Impending storms forced players off the course at the Tour Championship today at Atlanta’s East Lake Golf Club, and about half an hour later, the reason for that suspension of play became frighteningly apparent.

That’s when lightning struck a tree amidst a crowd of spectators still on the course, who were likely attempting to shelter under it.


NBC caught footage of it as it happened:

It’s incredibly fortunate that none of the injuries are life threatening. Here’s the statement from the PGA Tour:

Saturday’s third round of the TOUR Championship was suspended after six fans were injured following a lightning strike at East Lake Golf Club. Play was suspended for the day and will resume at 8 a.m. Sunday morning.

A storm caused play to be halted at 4:17 p.m. Saturday, shortly after the final group of Justin Thomas and Brooks Koepka completed the fifth hole. There were two lightning strikes 28 minutes later. One strike occurred near the maintenance area, while another struck a tree near the 16th tee. Debris from that strike injured six people.

Five fans were transported from the property via ambulance to area hospitals for further medical attention. One other fan was treated and released on-site and did not require transportation to a hospital.

The Tour also attempted to justify their timeline for the day:

Scoreboards informed fans that inclement weather was approaching the course, and fans were asked to evacuate the course when play is suspended.

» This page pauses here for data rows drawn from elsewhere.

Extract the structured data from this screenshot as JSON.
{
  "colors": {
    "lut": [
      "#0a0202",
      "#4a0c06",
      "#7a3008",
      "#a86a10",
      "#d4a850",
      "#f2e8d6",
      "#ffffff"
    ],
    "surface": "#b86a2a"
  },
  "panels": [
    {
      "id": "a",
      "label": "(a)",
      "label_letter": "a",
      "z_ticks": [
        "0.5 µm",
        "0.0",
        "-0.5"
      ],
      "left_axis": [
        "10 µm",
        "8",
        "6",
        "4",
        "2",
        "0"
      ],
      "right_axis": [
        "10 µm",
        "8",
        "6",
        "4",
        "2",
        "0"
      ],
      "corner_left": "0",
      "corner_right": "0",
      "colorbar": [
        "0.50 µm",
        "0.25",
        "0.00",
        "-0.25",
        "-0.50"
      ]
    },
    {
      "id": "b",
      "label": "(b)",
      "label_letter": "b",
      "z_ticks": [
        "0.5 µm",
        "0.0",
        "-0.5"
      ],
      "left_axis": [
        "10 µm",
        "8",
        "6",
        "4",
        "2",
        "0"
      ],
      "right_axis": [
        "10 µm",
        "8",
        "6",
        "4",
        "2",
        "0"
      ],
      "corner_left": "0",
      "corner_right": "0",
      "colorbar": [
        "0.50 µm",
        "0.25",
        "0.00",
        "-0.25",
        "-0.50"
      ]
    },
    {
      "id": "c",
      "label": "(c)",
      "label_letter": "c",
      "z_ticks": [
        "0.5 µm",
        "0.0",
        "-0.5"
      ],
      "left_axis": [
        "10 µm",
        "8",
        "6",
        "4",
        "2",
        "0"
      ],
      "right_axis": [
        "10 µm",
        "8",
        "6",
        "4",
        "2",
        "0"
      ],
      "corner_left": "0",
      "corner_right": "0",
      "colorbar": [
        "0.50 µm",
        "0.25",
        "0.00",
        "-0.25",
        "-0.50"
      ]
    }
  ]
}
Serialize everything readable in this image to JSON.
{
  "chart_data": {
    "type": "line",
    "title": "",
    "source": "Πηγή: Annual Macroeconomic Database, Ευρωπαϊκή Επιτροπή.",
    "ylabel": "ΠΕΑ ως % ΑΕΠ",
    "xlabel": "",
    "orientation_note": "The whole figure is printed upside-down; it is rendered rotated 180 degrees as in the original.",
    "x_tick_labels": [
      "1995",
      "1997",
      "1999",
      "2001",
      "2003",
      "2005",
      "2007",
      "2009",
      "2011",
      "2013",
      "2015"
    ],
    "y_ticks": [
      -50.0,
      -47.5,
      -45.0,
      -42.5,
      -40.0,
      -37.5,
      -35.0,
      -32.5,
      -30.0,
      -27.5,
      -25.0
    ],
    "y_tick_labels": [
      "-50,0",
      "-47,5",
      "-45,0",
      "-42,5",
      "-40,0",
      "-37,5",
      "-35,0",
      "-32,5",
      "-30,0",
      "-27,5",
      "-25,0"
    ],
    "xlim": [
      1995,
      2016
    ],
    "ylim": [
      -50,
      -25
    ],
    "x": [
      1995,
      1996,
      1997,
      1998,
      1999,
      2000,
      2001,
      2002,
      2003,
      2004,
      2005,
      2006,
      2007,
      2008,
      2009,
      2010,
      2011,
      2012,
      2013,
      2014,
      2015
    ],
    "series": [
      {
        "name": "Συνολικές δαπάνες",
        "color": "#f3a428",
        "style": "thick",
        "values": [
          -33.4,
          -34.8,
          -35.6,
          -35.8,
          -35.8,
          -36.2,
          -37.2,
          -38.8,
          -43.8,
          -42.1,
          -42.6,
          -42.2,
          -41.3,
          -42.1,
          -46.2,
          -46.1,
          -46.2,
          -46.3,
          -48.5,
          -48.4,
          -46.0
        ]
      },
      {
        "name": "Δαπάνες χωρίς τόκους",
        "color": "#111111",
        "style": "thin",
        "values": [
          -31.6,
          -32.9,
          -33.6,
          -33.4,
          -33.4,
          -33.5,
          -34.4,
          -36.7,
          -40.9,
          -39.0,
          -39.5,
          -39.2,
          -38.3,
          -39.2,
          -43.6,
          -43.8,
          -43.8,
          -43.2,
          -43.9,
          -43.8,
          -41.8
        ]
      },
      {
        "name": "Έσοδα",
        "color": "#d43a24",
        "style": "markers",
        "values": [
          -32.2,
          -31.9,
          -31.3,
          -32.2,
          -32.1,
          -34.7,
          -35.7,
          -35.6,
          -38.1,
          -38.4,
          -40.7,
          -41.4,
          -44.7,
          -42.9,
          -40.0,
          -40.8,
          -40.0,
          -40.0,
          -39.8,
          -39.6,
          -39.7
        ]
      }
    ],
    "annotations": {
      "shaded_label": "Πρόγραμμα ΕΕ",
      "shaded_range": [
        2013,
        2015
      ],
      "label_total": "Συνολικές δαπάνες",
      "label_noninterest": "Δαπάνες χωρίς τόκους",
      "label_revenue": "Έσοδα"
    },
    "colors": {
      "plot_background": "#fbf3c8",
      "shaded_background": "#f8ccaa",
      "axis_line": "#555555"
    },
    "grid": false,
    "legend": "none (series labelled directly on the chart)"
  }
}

“When we suspend play, we encourage everybody to leave and take shelter anywhere they can,” said Mark Russell, the PGA TOUR’s Vice Presidents of Rules & Competition. “We opened up hospitality areas that are grounded, a lot of other places like that. You’ve got a lot of people, and you have to do that quickly.”

If you’re wondering why there were still fans on the course, it’s important to remember that even with 30 minutes notice, a golf course is a very big place. For a lot of people, a gate or an available shelter might not be within easy walking distance. Coupled with the pop-up nature of the storms and the likelihood of good weather after, it’s not hard to see a few fans checking their phone radar and deciding it’s not worth it to head all the way back to their cars.  Especially if they made any wagers on the tournament with Mobile Slots Sites.

As we saw this afternoon, that’s not good! It’s a tough situation, with an obvious array of moving parts and a lot of ground to cover; you can’t just send people down the aisles to a covered concourse as you can at a normal sporting event. But today could have ended with multiple spectators dead. It should never have to get to that before action is taken, whatever form that action ends up taking.

[PGA Tour]

About Jay Rigdon

Jay is a columnist at Awful Announcing. He is not a strong swimmer. He is probably talking to a dog in a silly voice at this very moment.